La norma più significativa che questa esercitazione ha sedimentato e sta sedimentando è quella che la tutela della dimensione pubblica (la garanzia di questa con tutti i mezzi possibili, ponderati all’entità dell’emergenza) sia un bene che non rientra nel paniere delle priorità vitali, svincolata da altri fondamentali bisogni come la necessità di procacciarsi il cibo, di curarsi, di lavorare.
I paramedici di questa “purga cura tutto” divengono allora gli sfollagente che garantiscono la totale disarticolazione sociale al pari di una prescrizione medica. Ogni manganellata, sopruso e giudizio sommario appare sempre più come un passo in avanti verso la stolta utopia della riconquista di una salute totale al sapor di particolato.
Il “comando sanitario” viene assunto acriticamente dai più ligi e responsabili o biecamente disatteso dagli stolti e dagli sconsiderati, ma nessuno si prende in carico di immaginare una soluzione che non sia quella più semplice, quella militare.

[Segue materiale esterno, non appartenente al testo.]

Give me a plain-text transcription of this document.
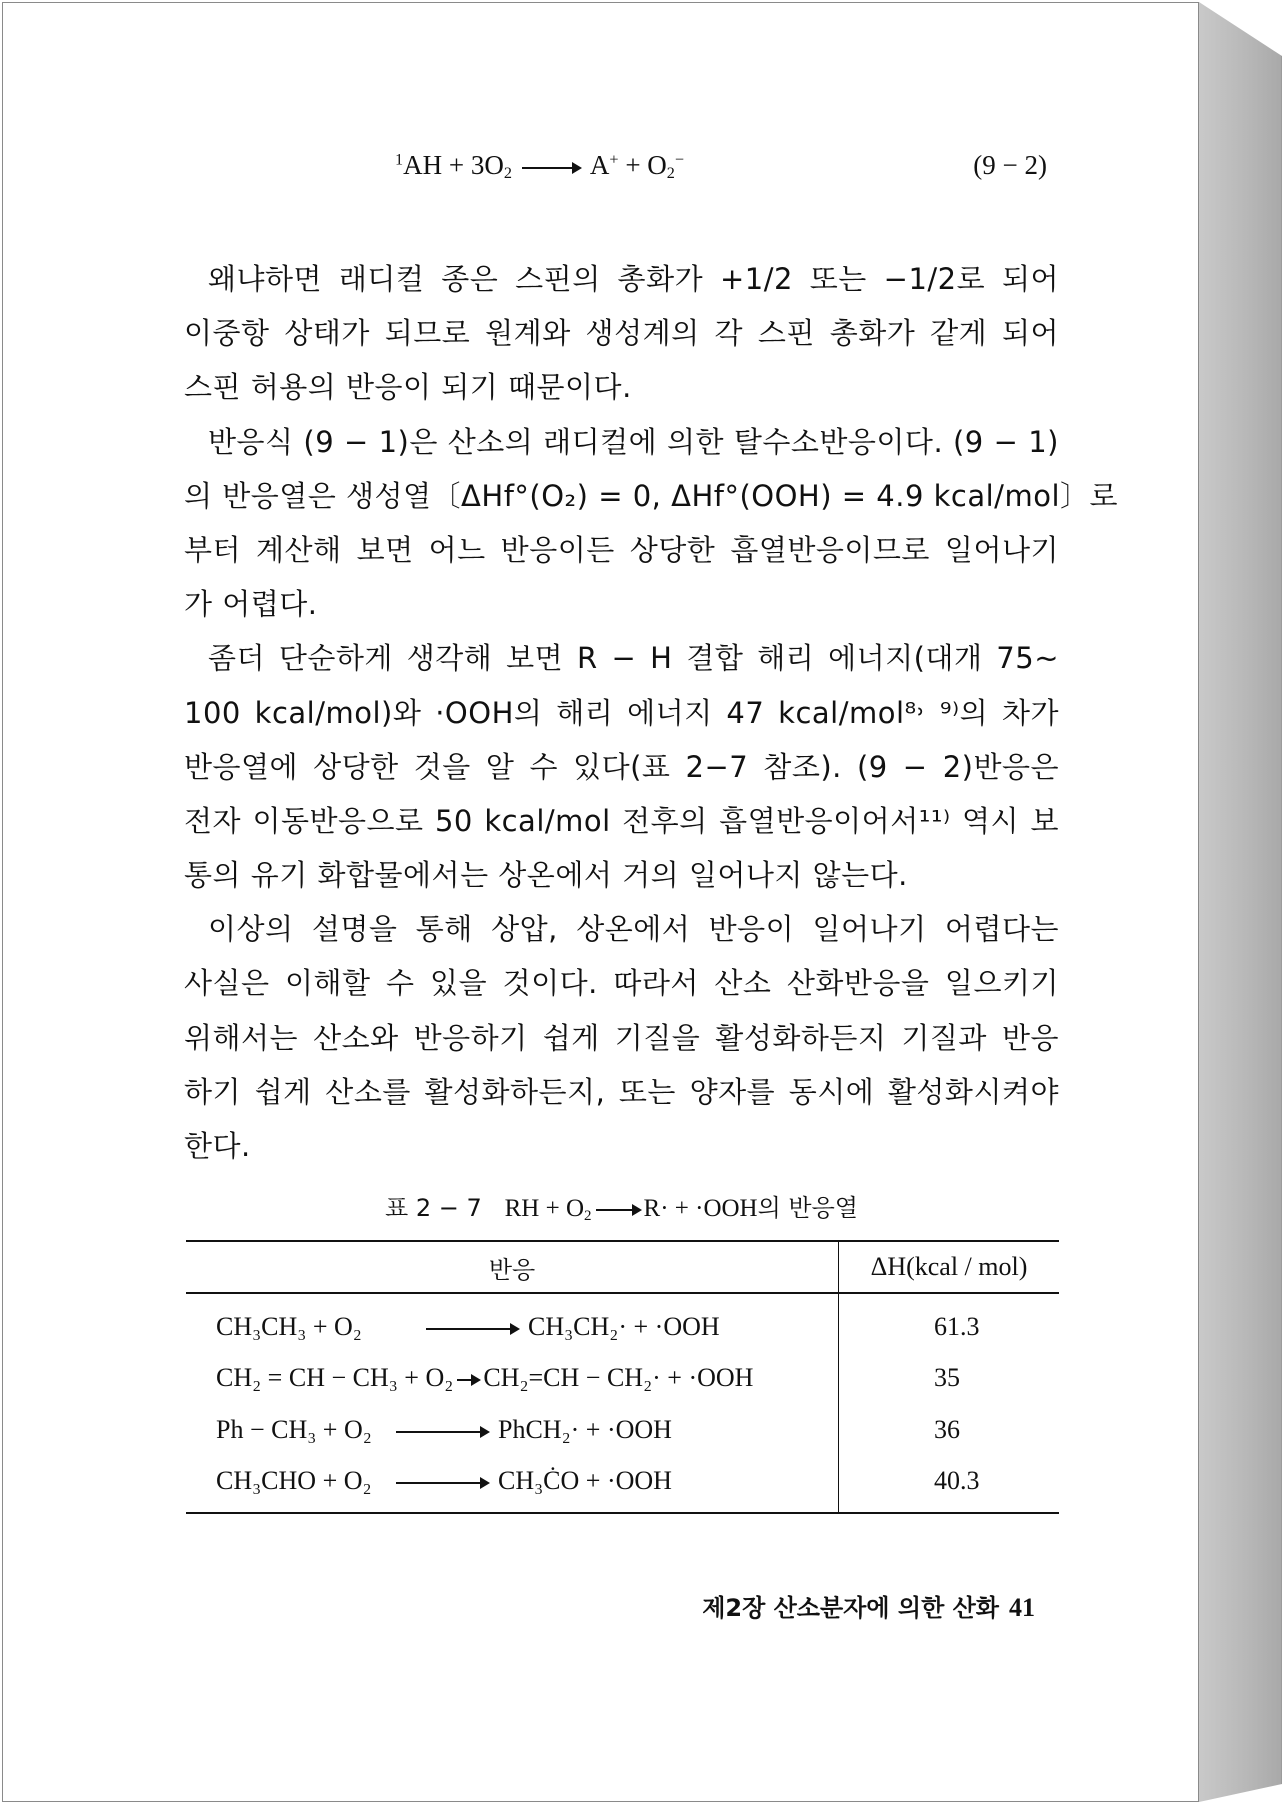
$^1AH + 3O_2 \to A^+ + O_2^-$	(9 − 2)
왜냐하면 래디컬 종은 스핀의 총화가 +1/2 또는 −1/2로 되어
이중항 상태가 되므로 원계와 생성계의 각 스핀 총화가 같게 되어
스핀 허용의 반응이 되기 때문이다.
반응식 (9 − 1)은 산소의 래디컬에 의한 탈수소반응이다. (9 − 1)
의 반응열은 생성열〔ΔHf°(O₂) = 0, ΔHf°(OOH) = 4.9 kcal/mol〕로
부터 계산해 보면 어느 반응이든 상당한 흡열반응이므로 일어나기
가 어렵다.
좀더 단순하게 생각해 보면 R − H 결합 해리 에너지(대개 75∼
100 kcal/mol)와 ·OOH의 해리 에너지 47 kcal/mol⁸˒ ⁹⁾의 차가
반응열에 상당한 것을 알 수 있다(표 2−7 참조). (9 − 2)반응은
전자 이동반응으로 50 kcal/mol 전후의 흡열반응이어서¹¹⁾ 역시 보
통의 유기 화합물에서는 상온에서 거의 일어나지 않는다.
이상의 설명을 통해 상압, 상온에서 반응이 일어나기 어렵다는
사실은 이해할 수 있을 것이다. 따라서 산소 산화반응을 일으키기
위해서는 산소와 반응하기 쉽게 기질을 활성화하든지 기질과 반응
하기 쉽게 산소를 활성화하든지, 또는 양자를 동시에 활성화시켜야
한다.
표 2 − 7 RH + $O_2 \to R\cdot + \cdot OOH$의 반응열
반응	ΔH(kcal / mol)
CH₃CH₃ + O₂ → CH₃CH₂· + ·OOH	61.3
CH₂ = CH − CH₃ + O₂ → CH₂=CH − CH₂· + ·OOH	35
Ph − CH₃ + O₂ → PhCH₂· + ·OOH	36
CH₃CHO + O₂ → CH₃ĊO + ·OOH	40.3
제2장 산소분자에 의한 산화 41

La repressione come farmaco generico, che cura proprio tutti i mali, pare averci stregato. È invalso il desiderio indotto d’auto-esilio e d’auto-esiliare come disciplina popolare.
Ai due estremi della risposta obbedienza/incoscienza neanche gli ambienti più disillusi e antagonisti sembra sappiano resistere, e la tentazione di giocare a fare gli “alieni” pare aver sostituito ogni sport nazionale.

Restituiamo quindi la maschera d’alieno, torniamo a essere non-identificati, torniamo a essere UFO.

 

“- Dottore, io ho male a un braccio.
– Ah! C’hai male a un braccio? 
– Embè adesso io te do una purga. 
– Ma, ma come dottore: per il male al braccio una purga?
– Ecche è: te do una purga. Chi ha male al braccio, chi ha mal de reni, mal del testa: La purga. I mali dell’umanità se curano con la purga. 
– Ma come dottore: tutti i mali si curano con la purga?
– Eccerto! Mica è come adesso che gli scienziati ti dicono: te do la pillolina, te do la pastichetta! Ma quale pillolina, ma quale pastichetta! L’uomo è una bestia! Traaa, traaa, traaa. L’uomo è una bestia!